Dal 23 febbraio e per due mesi il collegamento ferroviario sarà interrotto. «Grande impegno per mitigare i disagi»
Un piano di intervento con misure straordinarie sarà attivato dall'amministrazione regionale della Valle d'Aosta in vista dell'interruzione della linea ferroviaria tra Ivrea e Chivasso programmata da Rfi.
Dal prossimo 23 febbraio e per due mesi, fino al 26 aprile, i treni si fermeranno per interventi di adeguamento nelle stazioni piemontesi di Strambino e Montanaro. In Valle d'Aosta il collegamento ferroviario è già interrotto fino a Ivrea per i lavori di elettrificazione e sostituito da bus: la stessa soluzione sarà attivata per i viaggi da e verso Chivasso, in aggiunta a rimborsi.
«In collaborazione con Trenitalia - fa sapere l'assessorato regionale dei Trasporti -, è stato in primo luogo definito un piano di mobilità per i 60 giorni di chiusura che prevede un collegamento frequente tramite bus tra le stazioni di Ivrea e Chivasso più un piano straordinario di ulteriori bus sostitutivi autostradali diretti verso Torino. Sarà inoltre incrementato in maniera significativa il contributo per i lavoratori pendolari residenti in Valle d'Aosta, come il rimborso per l'acquisto di abbonamenti e carnet per i bus diretti sulla tratta Aosta-Torino per il periodo interessato dall’interruzione».

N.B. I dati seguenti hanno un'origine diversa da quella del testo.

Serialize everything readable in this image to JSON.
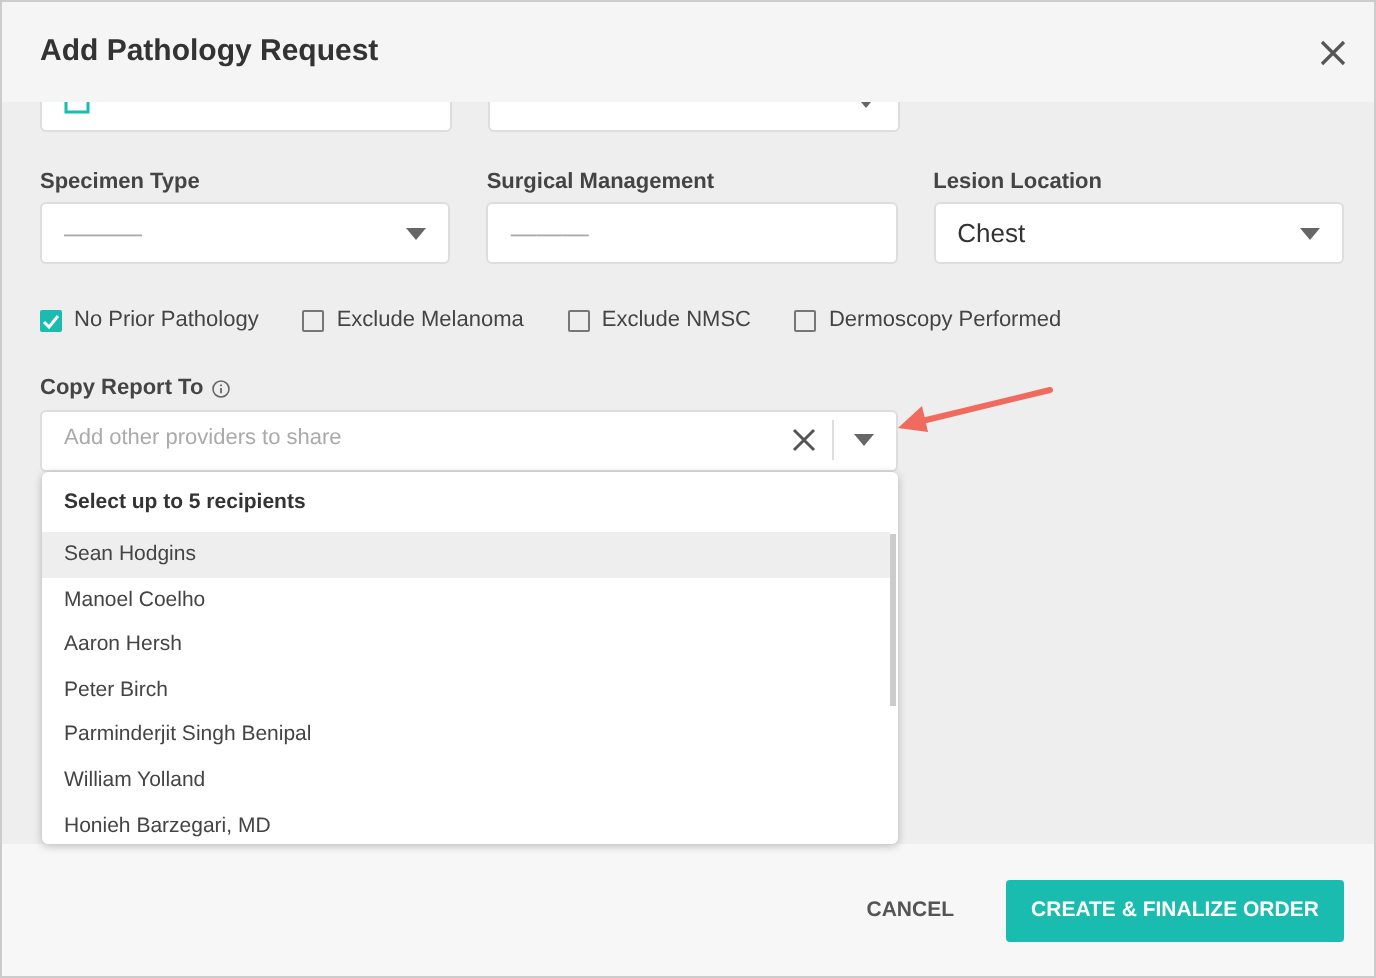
{
  "dialog": {
    "title": "Add Pathology Request"
  },
  "fields": [
    {
      "label": "Specimen Type",
      "placeholder": "———",
      "kind": "select"
    },
    {
      "label": "Surgical Management",
      "placeholder": "———",
      "kind": "text"
    },
    {
      "label": "Lesion Location",
      "value": "Chest",
      "kind": "select"
    }
  ],
  "checkboxes": [
    {
      "label": "No Prior Pathology",
      "checked": true
    },
    {
      "label": "Exclude Melanoma",
      "checked": false
    },
    {
      "label": "Exclude NMSC",
      "checked": false
    },
    {
      "label": "Dermoscopy Performed",
      "checked": false
    }
  ],
  "copy_report": {
    "label": "Copy Report To",
    "placeholder": "Add other providers to share",
    "expanded": true
  },
  "dropdown": {
    "heading": "Select up to 5 recipients",
    "options": [
      {
        "label": "Sean Hodgins",
        "selected": true
      },
      {
        "label": "Manoel Coelho",
        "selected": false
      },
      {
        "label": "Aaron Hersh",
        "selected": false
      },
      {
        "label": "Peter Birch",
        "selected": false
      },
      {
        "label": "Parminderjit Singh Benipal",
        "selected": false
      },
      {
        "label": "William Yolland",
        "selected": false
      },
      {
        "label": "Honieh Barzegari, MD",
        "selected": false
      }
    ]
  },
  "buttons": [
    {
      "label": "CANCEL",
      "kind": "text"
    },
    {
      "label": "CREATE & FINALIZE ORDER",
      "kind": "primary"
    }
  ]
}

L'assessore Luigi Bertschy sottolinea il «grande impegno per cercare di mitigare gli ulteriori disagi che incontreranno gli utenti del trasporto ferroviario tra Aosta e Torino nei prossimi due mesi. L'auspicio è che RFI, attraverso questo nuovo cantiere e quello in corso sul tratto Ivrea-Aosta, possa restituire alla Valle d'Aosta e al Piemonte un'infrastruttura ferroviaria più efficiente così da trasformare tutte le difficoltà e i sacrifici di questi tre anni, in un miglioramento definitivo e duraturo per la mobilità delle persone».